AI in Spend Analysis
Spend analysis is a critical first-step to establishing a truly effective procurement organization and presents a major challenge to organizations with limited time and resources. However, artificial intelligence, specifically machine learning, can increase speed to spend analysis results and overall accuracy while reducing the amount of manual input.
What is Machine Learning? Machine learning algorithms make one or more decisions or predictions (outputs) based on one or more (typically many) inputs, as shown in the block diagram below.
This blog post will focus on 2 types of machine learning that will improve your spend analyses. Let’s explore each type.
Supervised Learning is the most popular type of machine learning. It uses training data to construct a model that most accurately estimates the known output
Definition: Training Data – A set of inputs and correctly mapped outputs that is manually confirmed for accuracy
To build a supervised machine learning model, the algorithm architect feeds the algorithm a training data set to “Train” the model. The algorithm takes in the first input and predicts an output. Based on each iteration, the model compares a predicted input-output combination to the correct pair and corrects itself based on the “Learning rate” established by the human user.

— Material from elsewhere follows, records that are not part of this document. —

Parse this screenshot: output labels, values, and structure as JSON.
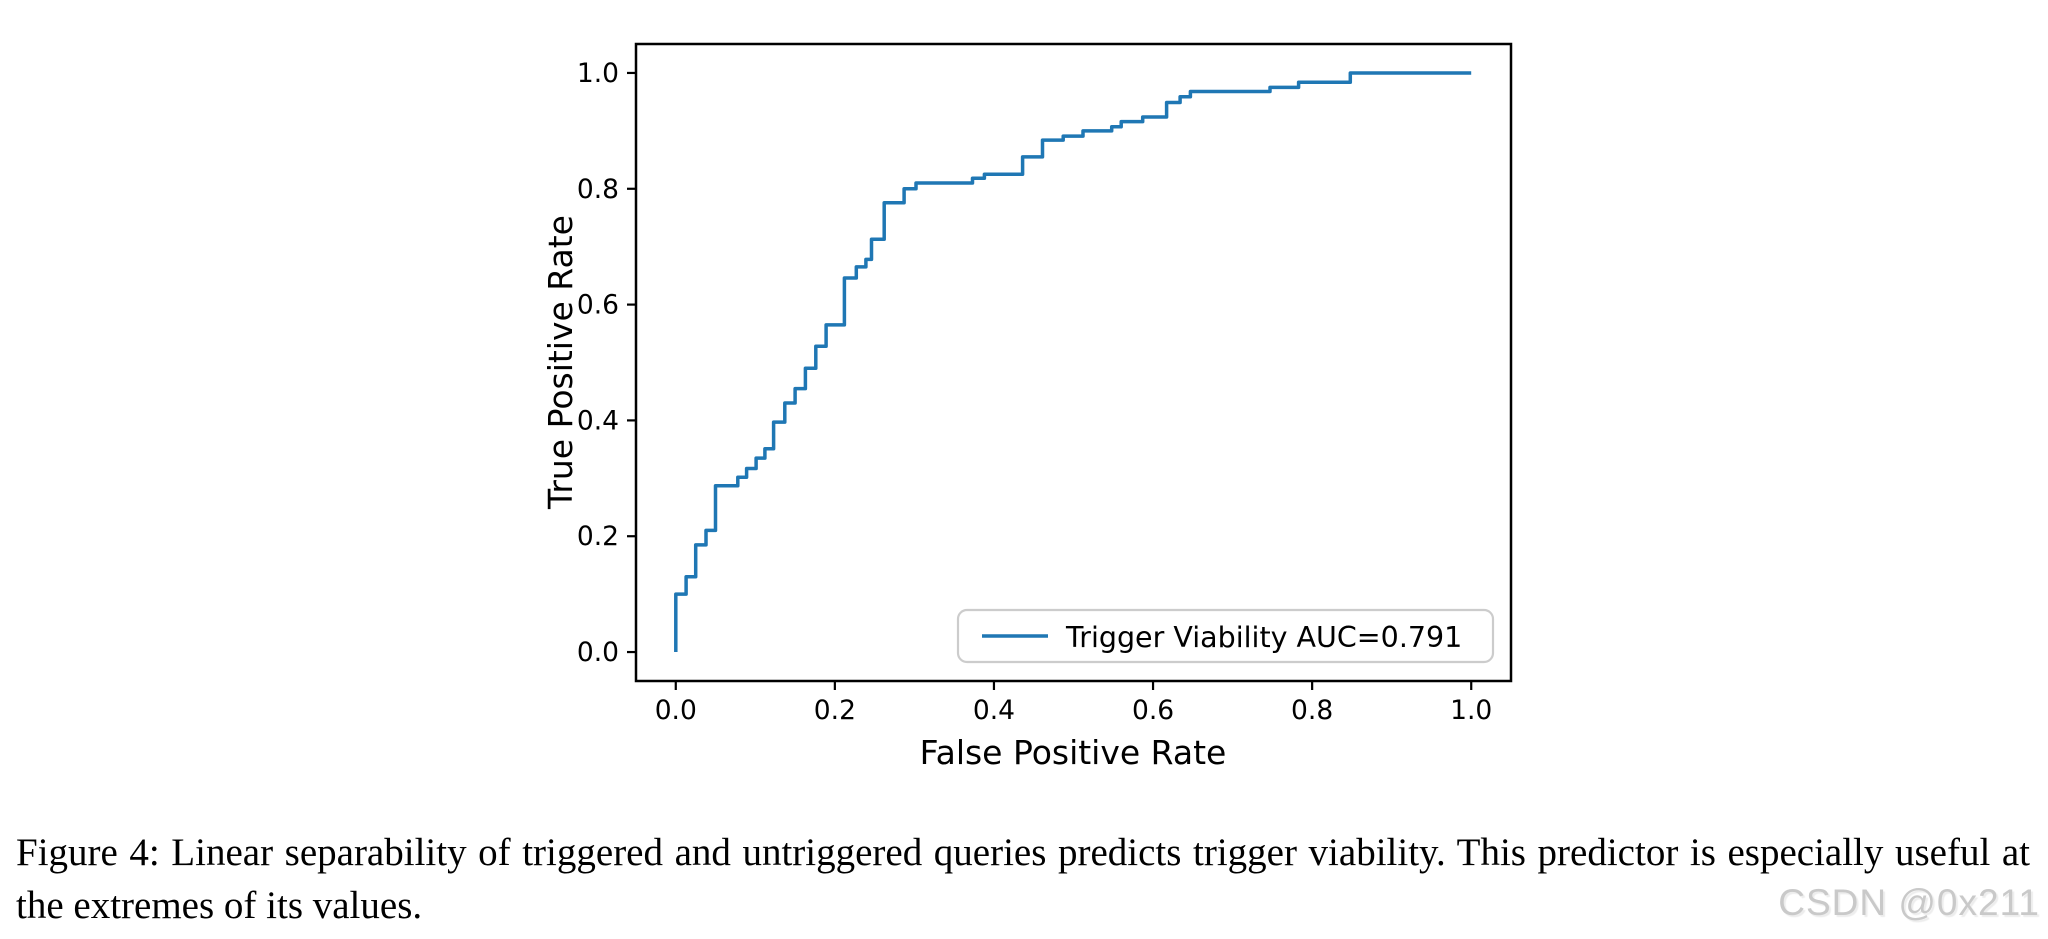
{
  "page": {
    "background": "#ffffff"
  },
  "chart_data": {
    "type": "line",
    "subtype": "roc-step-curve",
    "title": "",
    "xlabel": "False Positive Rate",
    "ylabel": "True Positive Rate",
    "xlim": [
      -0.05,
      1.05
    ],
    "ylim": [
      -0.05,
      1.05
    ],
    "x_ticks": [
      0.0,
      0.2,
      0.4,
      0.6,
      0.8,
      1.0
    ],
    "x_tick_labels": [
      "0.0",
      "0.2",
      "0.4",
      "0.6",
      "0.8",
      "1.0"
    ],
    "y_ticks": [
      0.0,
      0.2,
      0.4,
      0.6,
      0.8,
      1.0
    ],
    "y_tick_labels": [
      "0.0",
      "0.2",
      "0.4",
      "0.6",
      "0.8",
      "1.0"
    ],
    "grid": false,
    "legend": {
      "position": "lower right",
      "label": "Trigger Viability AUC=0.791"
    },
    "series": [
      {
        "name": "Trigger Viability",
        "auc": 0.791,
        "color": "#1f77b4",
        "points": [
          [
            0.0,
            0.0
          ],
          [
            0.0,
            0.1
          ],
          [
            0.013,
            0.1
          ],
          [
            0.013,
            0.13
          ],
          [
            0.025,
            0.13
          ],
          [
            0.025,
            0.185
          ],
          [
            0.038,
            0.185
          ],
          [
            0.038,
            0.21
          ],
          [
            0.05,
            0.21
          ],
          [
            0.05,
            0.287
          ],
          [
            0.078,
            0.287
          ],
          [
            0.078,
            0.302
          ],
          [
            0.089,
            0.302
          ],
          [
            0.089,
            0.317
          ],
          [
            0.101,
            0.317
          ],
          [
            0.101,
            0.335
          ],
          [
            0.112,
            0.335
          ],
          [
            0.112,
            0.351
          ],
          [
            0.123,
            0.351
          ],
          [
            0.123,
            0.397
          ],
          [
            0.137,
            0.397
          ],
          [
            0.137,
            0.43
          ],
          [
            0.15,
            0.43
          ],
          [
            0.15,
            0.455
          ],
          [
            0.163,
            0.455
          ],
          [
            0.163,
            0.49
          ],
          [
            0.176,
            0.49
          ],
          [
            0.176,
            0.528
          ],
          [
            0.189,
            0.528
          ],
          [
            0.189,
            0.565
          ],
          [
            0.212,
            0.565
          ],
          [
            0.212,
            0.646
          ],
          [
            0.227,
            0.646
          ],
          [
            0.227,
            0.665
          ],
          [
            0.239,
            0.665
          ],
          [
            0.239,
            0.678
          ],
          [
            0.246,
            0.678
          ],
          [
            0.246,
            0.713
          ],
          [
            0.262,
            0.713
          ],
          [
            0.262,
            0.776
          ],
          [
            0.287,
            0.776
          ],
          [
            0.287,
            0.8
          ],
          [
            0.302,
            0.8
          ],
          [
            0.302,
            0.81
          ],
          [
            0.373,
            0.81
          ],
          [
            0.373,
            0.818
          ],
          [
            0.388,
            0.818
          ],
          [
            0.388,
            0.825
          ],
          [
            0.436,
            0.825
          ],
          [
            0.436,
            0.855
          ],
          [
            0.461,
            0.855
          ],
          [
            0.461,
            0.884
          ],
          [
            0.487,
            0.884
          ],
          [
            0.487,
            0.891
          ],
          [
            0.512,
            0.891
          ],
          [
            0.512,
            0.9
          ],
          [
            0.548,
            0.9
          ],
          [
            0.548,
            0.907
          ],
          [
            0.56,
            0.907
          ],
          [
            0.56,
            0.916
          ],
          [
            0.587,
            0.916
          ],
          [
            0.587,
            0.924
          ],
          [
            0.617,
            0.924
          ],
          [
            0.617,
            0.949
          ],
          [
            0.634,
            0.949
          ],
          [
            0.634,
            0.959
          ],
          [
            0.647,
            0.959
          ],
          [
            0.647,
            0.968
          ],
          [
            0.747,
            0.968
          ],
          [
            0.747,
            0.975
          ],
          [
            0.783,
            0.975
          ],
          [
            0.783,
            0.984
          ],
          [
            0.848,
            0.984
          ],
          [
            0.848,
            1.0
          ],
          [
            1.0,
            1.0
          ]
        ]
      }
    ]
  },
  "caption": {
    "text": "Figure 4: Linear separability of triggered and untriggered queries predicts trigger viability. This predictor is especially useful at the extremes of its values."
  },
  "watermark": {
    "text": "CSDN @0x211",
    "color": "#c9c9c9"
  }
}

Application: The most useful case for supervised learning is spend categorization. Supervised learning models can absorb information (inputs) from PO and Invoice line descriptions, supplier names, GL codes, and other data to predict a spend category (output). Supervised learning algorithms can provide confidence intervals for their predictions and send low-confidence predictions to a human user to verify.
Algorithm Examples, what’s inside the black box:
- Decision trees: A simple decision tree is shown below. Upon the outcome of each prediction, each branch probability is updated based on the learning rate
- Neural networks: uses multiple decision trees to predict an outcome and updates each branch probability based on the learning rate
Unsupervised learning, also known as cluster analysis, uses an algorithm to group data points based only on the input data itself. Unlike a supervised learning algorithm, unsupervised learning does not require output labels in the training dataset to establish the prediction model and does not correct itself based on known output labels.

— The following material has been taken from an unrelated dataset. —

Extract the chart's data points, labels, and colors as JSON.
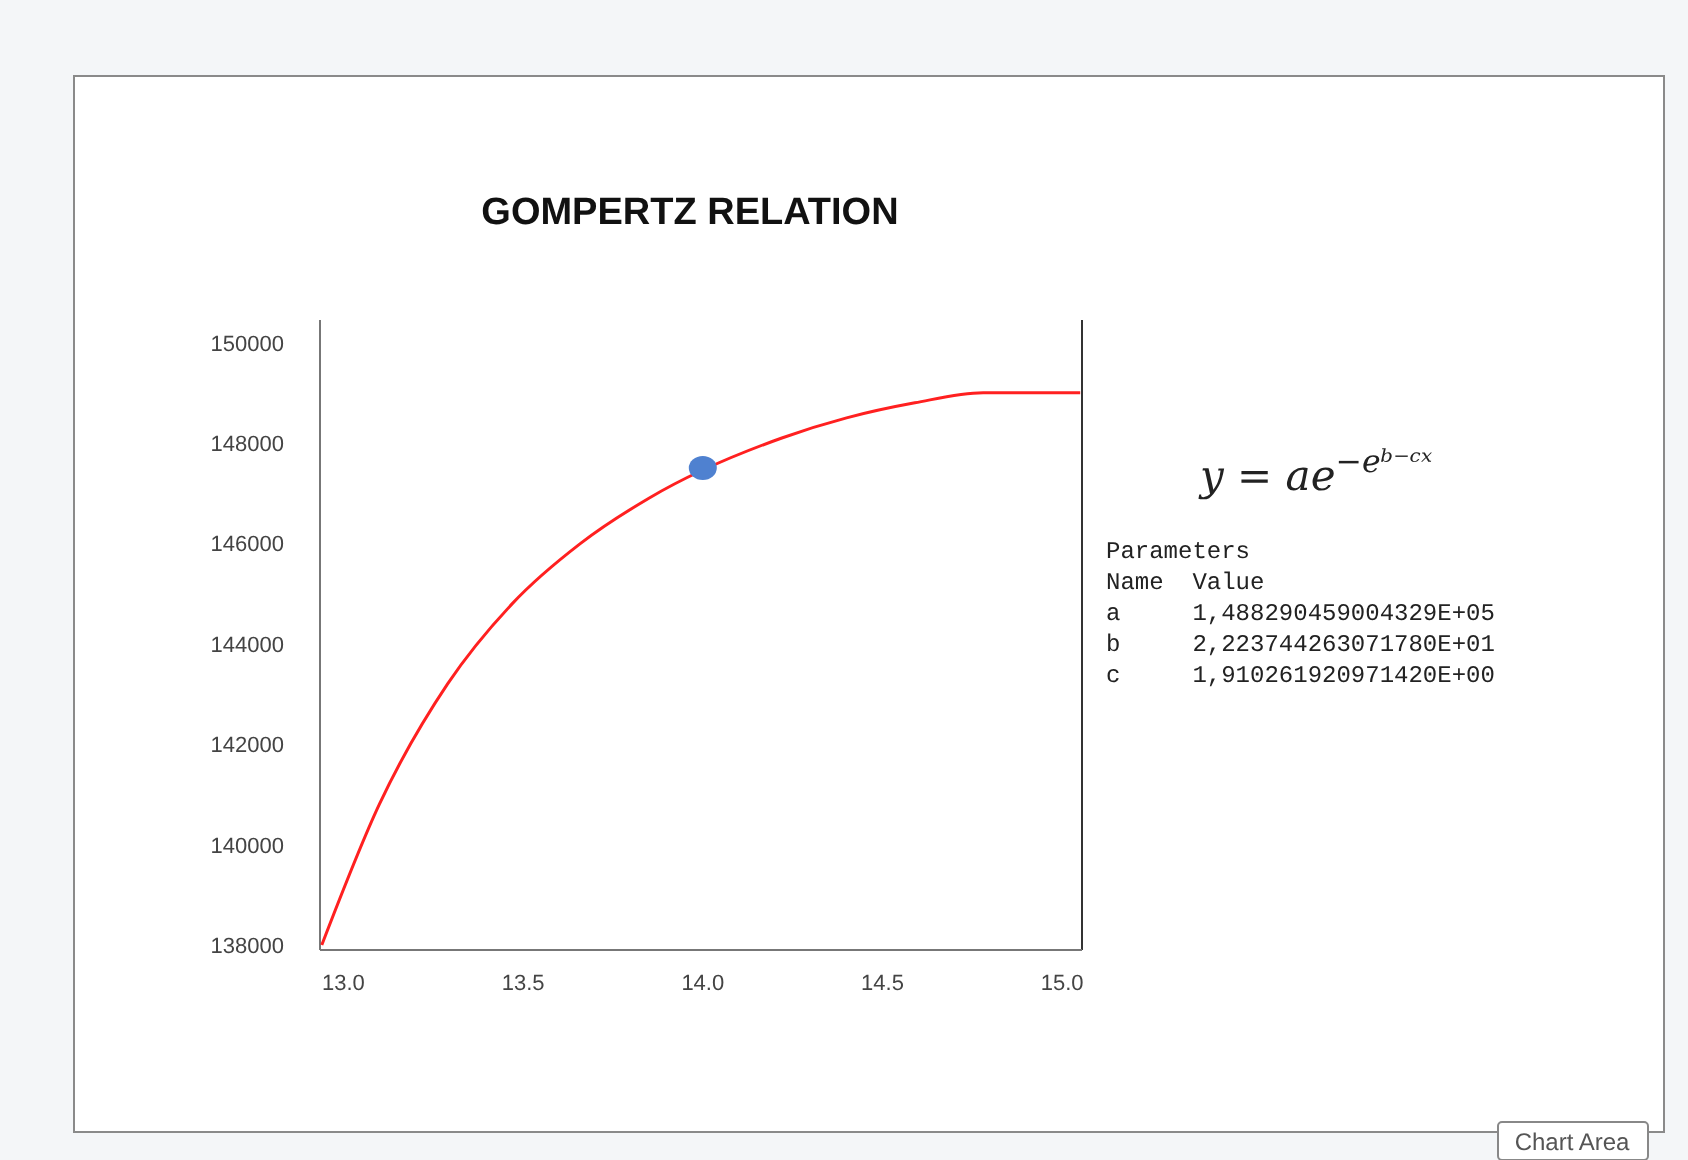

The typical clustering algorithm initializes cluster assignment then refines the assignment and cluster center points based on a distance measure between data points within and around the clusters. The process repeats until clusters no longer change. The resulting assignment reveals information about the distributions and similarities within the dataset.
Vendor name normalization: The primary application for unsupervised learning in spend analysis is vendor name normalization, whereby vendor names are clustered. Many large companies that constitute a large portion of your spend will hold various names within your various data systems. Aggregating these names into a single name is important to show how much spend is going to certain suppliers so that you may identify your key suppliers.

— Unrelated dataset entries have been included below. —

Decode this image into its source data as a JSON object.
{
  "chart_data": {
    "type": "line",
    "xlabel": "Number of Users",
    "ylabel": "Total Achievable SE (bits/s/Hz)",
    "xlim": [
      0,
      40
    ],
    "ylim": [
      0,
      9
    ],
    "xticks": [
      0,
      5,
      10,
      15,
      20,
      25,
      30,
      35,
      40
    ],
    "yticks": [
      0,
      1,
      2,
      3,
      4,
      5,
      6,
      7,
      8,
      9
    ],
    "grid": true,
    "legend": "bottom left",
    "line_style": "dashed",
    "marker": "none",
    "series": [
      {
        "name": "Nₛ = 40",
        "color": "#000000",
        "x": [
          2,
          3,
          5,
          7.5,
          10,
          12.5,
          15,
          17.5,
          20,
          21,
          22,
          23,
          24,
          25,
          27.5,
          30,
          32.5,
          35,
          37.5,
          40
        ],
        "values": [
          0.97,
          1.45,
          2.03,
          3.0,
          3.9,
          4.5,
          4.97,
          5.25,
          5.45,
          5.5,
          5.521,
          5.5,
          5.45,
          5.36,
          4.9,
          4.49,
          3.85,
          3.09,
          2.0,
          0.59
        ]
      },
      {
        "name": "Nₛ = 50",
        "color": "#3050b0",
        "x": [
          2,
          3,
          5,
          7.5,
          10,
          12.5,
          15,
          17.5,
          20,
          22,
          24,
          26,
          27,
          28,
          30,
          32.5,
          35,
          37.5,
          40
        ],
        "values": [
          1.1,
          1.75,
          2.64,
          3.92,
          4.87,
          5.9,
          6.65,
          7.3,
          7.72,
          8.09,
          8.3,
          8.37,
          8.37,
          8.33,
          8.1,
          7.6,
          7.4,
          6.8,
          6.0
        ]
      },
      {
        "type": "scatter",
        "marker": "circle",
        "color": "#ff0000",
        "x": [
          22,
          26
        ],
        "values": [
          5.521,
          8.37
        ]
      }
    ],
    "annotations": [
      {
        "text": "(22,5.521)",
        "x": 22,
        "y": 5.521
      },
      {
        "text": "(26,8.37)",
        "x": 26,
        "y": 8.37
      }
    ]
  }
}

[DELL FINANCIAL SERVICES, DELL MARKETING LP, DELL NV, DELLEMC, DMI DELL CORP BUS] Becomes DELL
[ORACLE, ORACLE AMERICA INC, ORACLE CORPORATION, ORACLE FINANCIAL SERVICES, ORACLE USA INC] becomes ORACLE
- K means
- Jaro-Winkler distance
- Gaussian mixture models
Machine learning algorithms, if implemented properly, can increase the speed and accuracy of your spend analyses, while reducing the amount of human interaction necessary to produce consistent results.